To Pixel42:
Do you still maintain that there are exceptions to the "Law" of Cause and Effect?
You mentioned radioactive decay as a phenomenon without a cause. While I believe that the supernatural exists and breaks the laws of physics, I do not believe in physics that have "spooky" at a distance and unexplainable uncaused events. I checked up on decay. It seems the molecule is unstable but needs an underlying cause to trigger the decay.
Quantum vacuum fluctuations appears to be the "cause". Just as I explained with the gas laws one cannot know when a molecule hits a specific spot, only that given enough time it will happen.

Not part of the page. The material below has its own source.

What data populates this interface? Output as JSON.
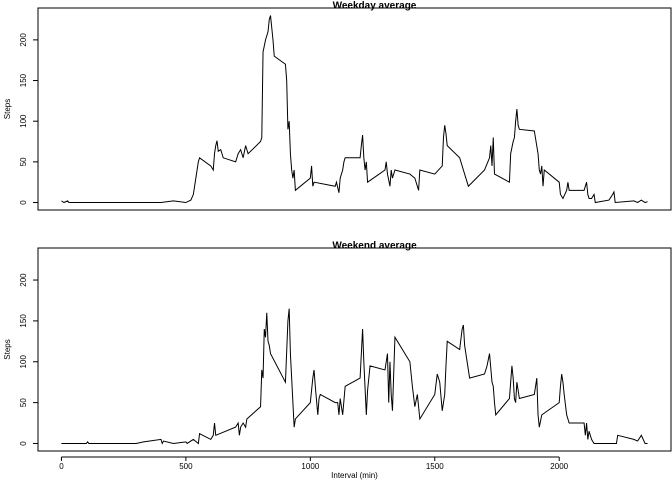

https://en.wikipedia.org/wiki/Radioactive_decay#Theoretical_basis_of_decay_phenomena
The decay process, like all hindered energy transformations, may be analogized by a snowfield on a mountain. While friction between the ice crystals may be supporting the snow's weight, the system is inherently unstable with regard to a state of lower potential energy. A disturbance would thus facilitate the path to a state of greater entropy; the system will move towards the ground state, producing heat, and the total energy will be distributable over a larger number of quantum states thus resulting in an avalanche. The total energy does not change in this process, but, because of the second law of thermodynamics, avalanches have only been observed in one direction and that is toward the "ground state" — the state with the largest number of ways in which the available energy could be distributed.

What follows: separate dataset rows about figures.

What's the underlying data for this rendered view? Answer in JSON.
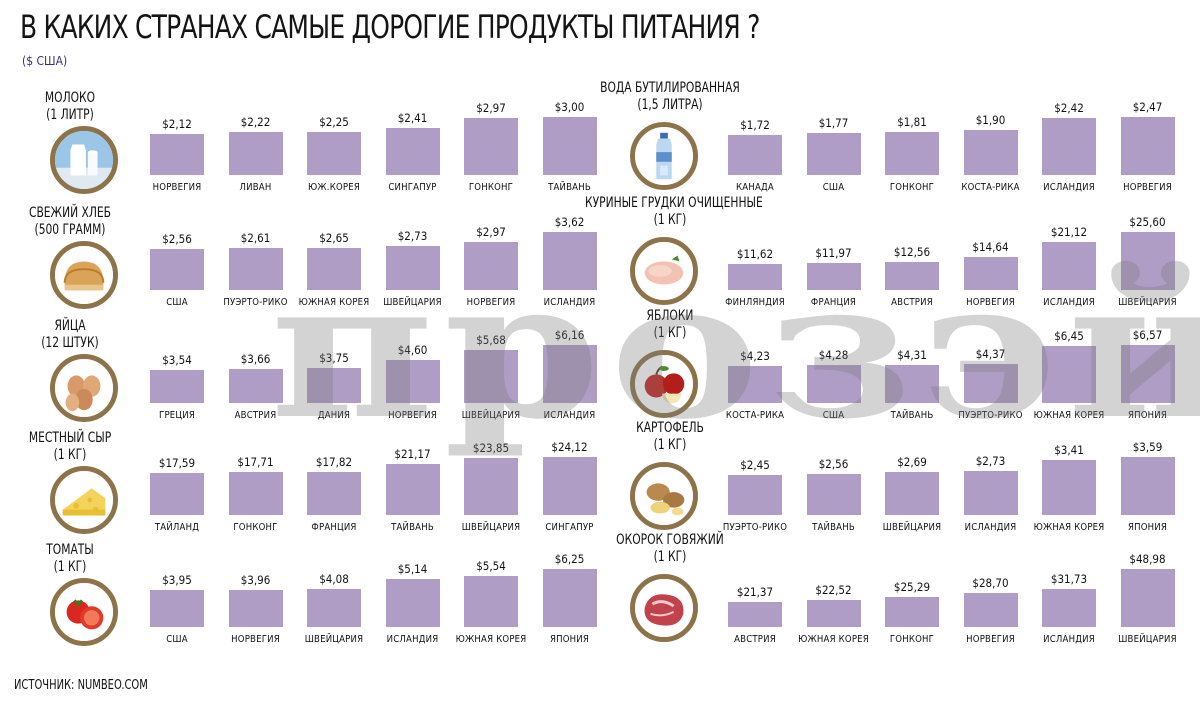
{
  "title": "В КАКИХ СТРАНАХ САМЫЕ ДОРОГИЕ ПРОДУКТЫ ПИТАНИЯ ?",
  "subtitle": "($ США)",
  "source": "ИСТОЧНИК: NUMBEO.COM",
  "watermark": "прозэй",
  "bar_color": "#b09dc6",
  "icon_ring_color": "#8c7349",
  "chart_data": [
    {
      "type": "bar",
      "title": "МОЛОКО",
      "subtitle": "(1 ЛИТР)",
      "icon": "milk-icon",
      "categories": [
        "НОРВЕГИЯ",
        "ЛИВАН",
        "ЮЖ.КОРЕЯ",
        "СИНГАПУР",
        "ГОНКОНГ",
        "ТАЙВАНЬ"
      ],
      "values": [
        2.12,
        2.22,
        2.25,
        2.41,
        2.97,
        3.0
      ],
      "labels": [
        "$2,12",
        "$2,22",
        "$2,25",
        "$2,41",
        "$2,97",
        "$3,00"
      ]
    },
    {
      "type": "bar",
      "title": "ВОДА БУТИЛИРОВАННАЯ",
      "subtitle": "(1,5 ЛИТРА)",
      "icon": "water-bottle-icon",
      "categories": [
        "КАНАДА",
        "США",
        "ГОНКОНГ",
        "КОСТА-РИКА",
        "ИСЛАНДИЯ",
        "НОРВЕГИЯ"
      ],
      "values": [
        1.72,
        1.77,
        1.81,
        1.9,
        2.42,
        2.47
      ],
      "labels": [
        "$1,72",
        "$1,77",
        "$1,81",
        "$1,90",
        "$2,42",
        "$2,47"
      ]
    },
    {
      "type": "bar",
      "title": "СВЕЖИЙ ХЛЕБ",
      "subtitle": "(500 ГРАММ)",
      "icon": "bread-icon",
      "categories": [
        "США",
        "ПУЭРТО-РИКО",
        "ЮЖНАЯ КОРЕЯ",
        "ШВЕЙЦАРИЯ",
        "НОРВЕГИЯ",
        "ИСЛАНДИЯ"
      ],
      "values": [
        2.56,
        2.61,
        2.65,
        2.73,
        2.97,
        3.62
      ],
      "labels": [
        "$2,56",
        "$2,61",
        "$2,65",
        "$2,73",
        "$2,97",
        "$3,62"
      ]
    },
    {
      "type": "bar",
      "title": "КУРИНЫЕ ГРУДКИ ОЧИЩЕННЫЕ",
      "subtitle": "(1 КГ)",
      "icon": "chicken-breast-icon",
      "categories": [
        "ФИНЛЯНДИЯ",
        "ФРАНЦИЯ",
        "АВСТРИЯ",
        "НОРВЕГИЯ",
        "ИСЛАНДИЯ",
        "ШВЕЙЦАРИЯ"
      ],
      "values": [
        11.62,
        11.97,
        12.56,
        14.64,
        21.12,
        25.6
      ],
      "labels": [
        "$11,62",
        "$11,97",
        "$12,56",
        "$14,64",
        "$21,12",
        "$25,60"
      ]
    },
    {
      "type": "bar",
      "title": "ЯЙЦА",
      "subtitle": "(12 ШТУК)",
      "icon": "eggs-icon",
      "categories": [
        "ГРЕЦИЯ",
        "АВСТРИЯ",
        "ДАНИЯ",
        "НОРВЕГИЯ",
        "ШВЕЙЦАРИЯ",
        "ИСЛАНДИЯ"
      ],
      "values": [
        3.54,
        3.66,
        3.75,
        4.6,
        5.68,
        6.16
      ],
      "labels": [
        "$3,54",
        "$3,66",
        "$3,75",
        "$4,60",
        "$5,68",
        "$6,16"
      ]
    },
    {
      "type": "bar",
      "title": "ЯБЛОКИ",
      "subtitle": "(1 КГ)",
      "icon": "apples-icon",
      "categories": [
        "КОСТА-РИКА",
        "США",
        "ТАЙВАНЬ",
        "ПУЭРТО-РИКО",
        "ЮЖНАЯ КОРЕЯ",
        "ЯПОНИЯ"
      ],
      "values": [
        4.23,
        4.28,
        4.31,
        4.37,
        6.45,
        6.57
      ],
      "labels": [
        "$4,23",
        "$4,28",
        "$4,31",
        "$4,37",
        "$6,45",
        "$6,57"
      ]
    },
    {
      "type": "bar",
      "title": "МЕСТНЫЙ СЫР",
      "subtitle": "(1 КГ)",
      "icon": "cheese-icon",
      "categories": [
        "ТАЙЛАНД",
        "ГОНКОНГ",
        "ФРАНЦИЯ",
        "ТАЙВАНЬ",
        "ШВЕЙЦАРИЯ",
        "СИНГАПУР"
      ],
      "values": [
        17.59,
        17.71,
        17.82,
        21.17,
        23.85,
        24.12
      ],
      "labels": [
        "$17,59",
        "$17,71",
        "$17,82",
        "$21,17",
        "$23,85",
        "$24,12"
      ]
    },
    {
      "type": "bar",
      "title": "КАРТОФЕЛЬ",
      "subtitle": "(1 КГ)",
      "icon": "potatoes-icon",
      "categories": [
        "ПУЭРТО-РИКО",
        "ТАЙВАНЬ",
        "ШВЕЙЦАРИЯ",
        "ИСЛАНДИЯ",
        "ЮЖНАЯ КОРЕЯ",
        "ЯПОНИЯ"
      ],
      "values": [
        2.45,
        2.56,
        2.69,
        2.73,
        3.41,
        3.59
      ],
      "labels": [
        "$2,45",
        "$2,56",
        "$2,69",
        "$2,73",
        "$3,41",
        "$3,59"
      ]
    },
    {
      "type": "bar",
      "title": "ТОМАТЫ",
      "subtitle": "(1 КГ)",
      "icon": "tomatoes-icon",
      "categories": [
        "США",
        "НОРВЕГИЯ",
        "ШВЕЙЦАРИЯ",
        "ИСЛАНДИЯ",
        "ЮЖНАЯ КОРЕЯ",
        "ЯПОНИЯ"
      ],
      "values": [
        3.95,
        3.96,
        4.08,
        5.14,
        5.54,
        6.25
      ],
      "labels": [
        "$3,95",
        "$3,96",
        "$4,08",
        "$5,14",
        "$5,54",
        "$6,25"
      ]
    },
    {
      "type": "bar",
      "title": "ОКОРОК ГОВЯЖИЙ",
      "subtitle": "(1 КГ)",
      "icon": "beef-icon",
      "categories": [
        "АВСТРИЯ",
        "ЮЖНАЯ КОРЕЯ",
        "ГОНКОНГ",
        "НОРВЕГИЯ",
        "ИСЛАНДИЯ",
        "ШВЕЙЦАРИЯ"
      ],
      "values": [
        21.37,
        22.52,
        25.29,
        28.7,
        31.73,
        48.98
      ],
      "labels": [
        "$21,37",
        "$22,52",
        "$25,29",
        "$28,70",
        "$31,73",
        "$48,98"
      ]
    }
  ]
}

Such a collapse (a gamma-ray decay event) requires a specific activation energy. For a snow avalanche, this energy comes as a disturbance from outside the system, although such disturbances can be arbitrarily small. In the case of an excited atomic nucleus decaying by gamma radiation in a spontaneous emission of electromagnetic radiation, the arbitrarily small disturbance comes from quantum vacuum fluctuations.
Do you have another example of effect without a cause?